Once competition began I was moving between the specialists on each team and then between the teams. I would drop into an ongoing discussion about how to solve a problem and immediately get a, ‘hey, King’ from the people in the chat. Discord has a little chime that goes off when you join a chat and the students are keyed to it. There is a misconception that teens aren’t engaged online but it’s because of how we situate them in educational technology, not because they are incapable of rich, interactive online engagement.
Over the course of the six hour competition I was flitting between discussions, but Discord doesn’t just make those discussions fluid and natural, it also lets you know what’s going on in them. At one point three students were in the senior team’s Linux chat and our two operators were both sharing their screens so that all three people could see them. This is precisely the kind of collaboration I feared we’d lose in a fully remote environment, but Discord made it possible for us to do what we normally do in a very difficult situation.

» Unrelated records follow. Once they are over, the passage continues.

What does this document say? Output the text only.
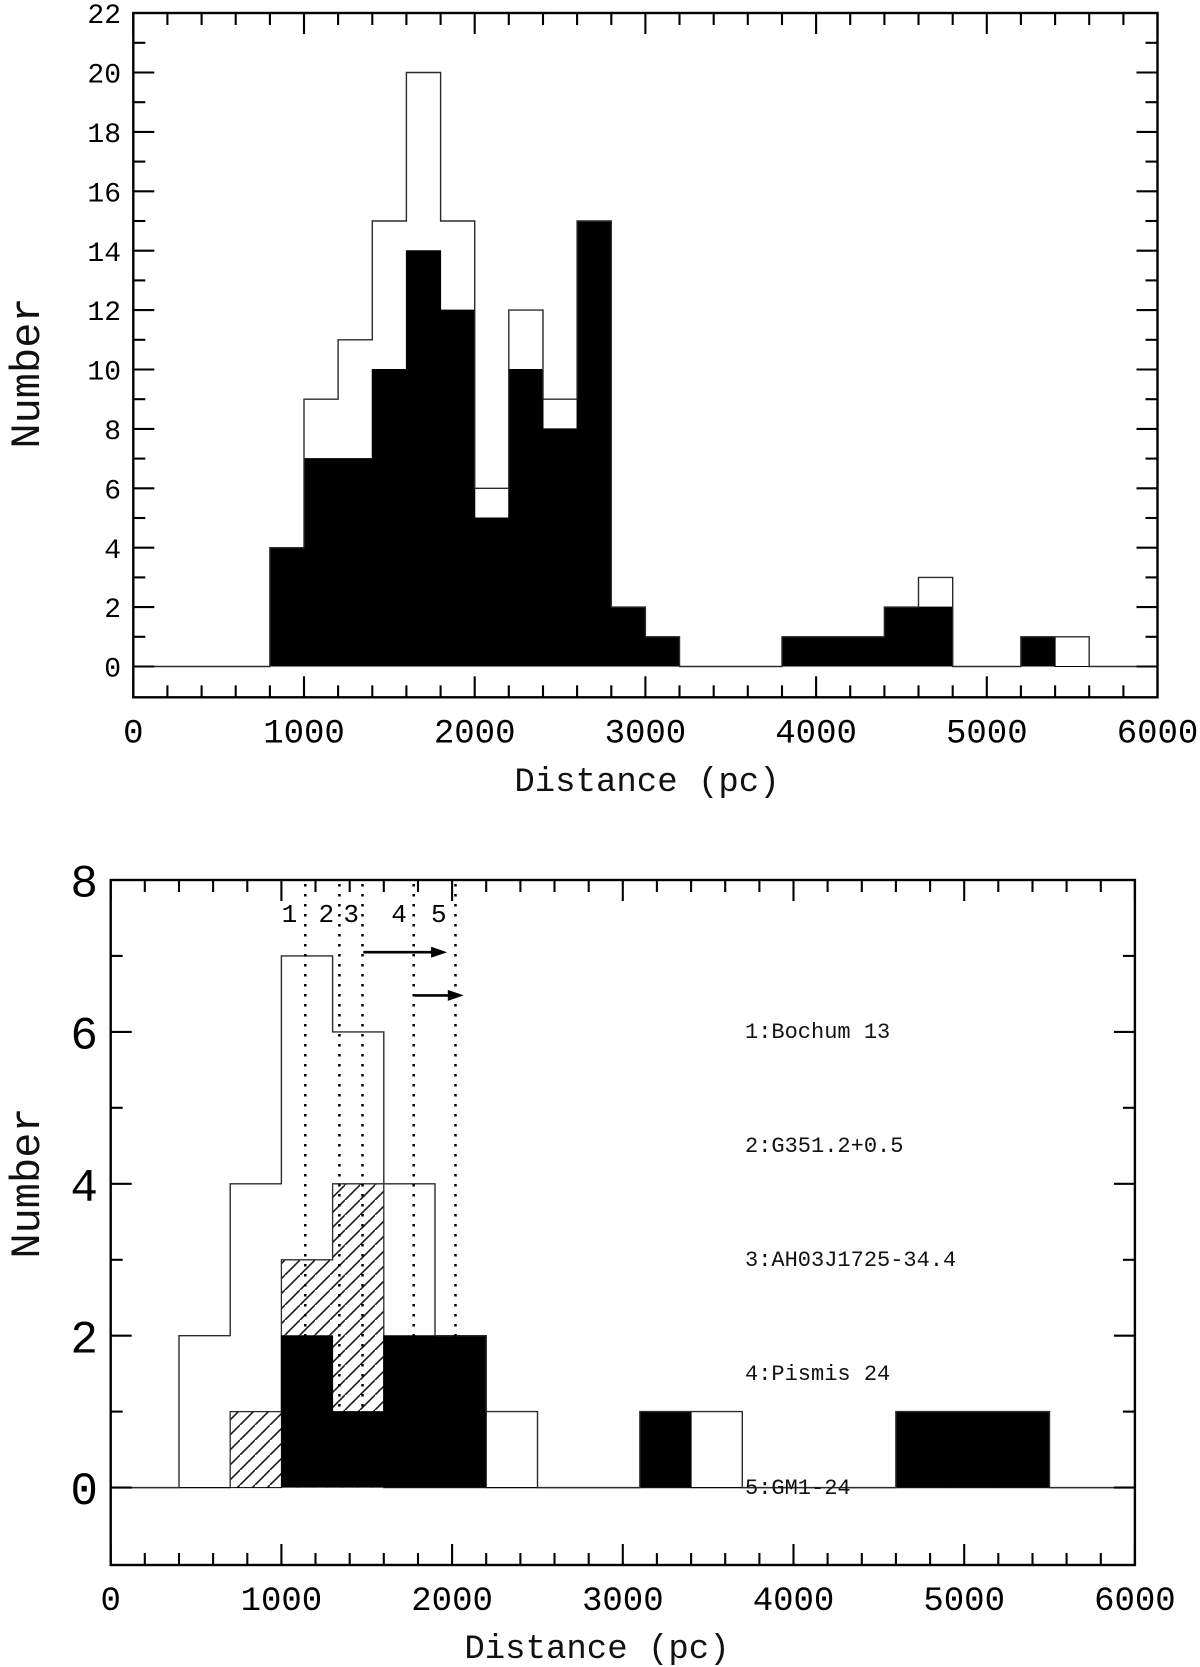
0	1000	2000	3000	4000	5000	6000
0
2
4
6
8
10
12
14
16
18
20
22
1 2 3 4 5
0	1000	2000	3000	4000	5000	6000
0
2
4
6
8
Distance (pc)
Number
Distance (pc)
Number

1:Bochum 13

2:G351.2+0.5

3:AH03J1725-34.4

4:Pismis 24

5:GM1-24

What made this potential disaster a success was DIY technology at home on self-selected communications platforms. We started and ended the day in a Google Meet on our board system and it managed to be both laggy and disengaging after Discord. Students never turned on webcams in Discord but because they could quickly and easily screenshare and emote in written chat while verbally communicating, they created an immersive and powerful online communications experience. On our stilted video chat at the end of the day I was left wondering why video chats are seen as the future. Like telephone calls, they’re the fixation of a generation, but not the future. If we weren’t spending all our time pressing students faces into their webcams on that limited video platform we’d be able to see how they actually swim in their digital sea and meet them there instead.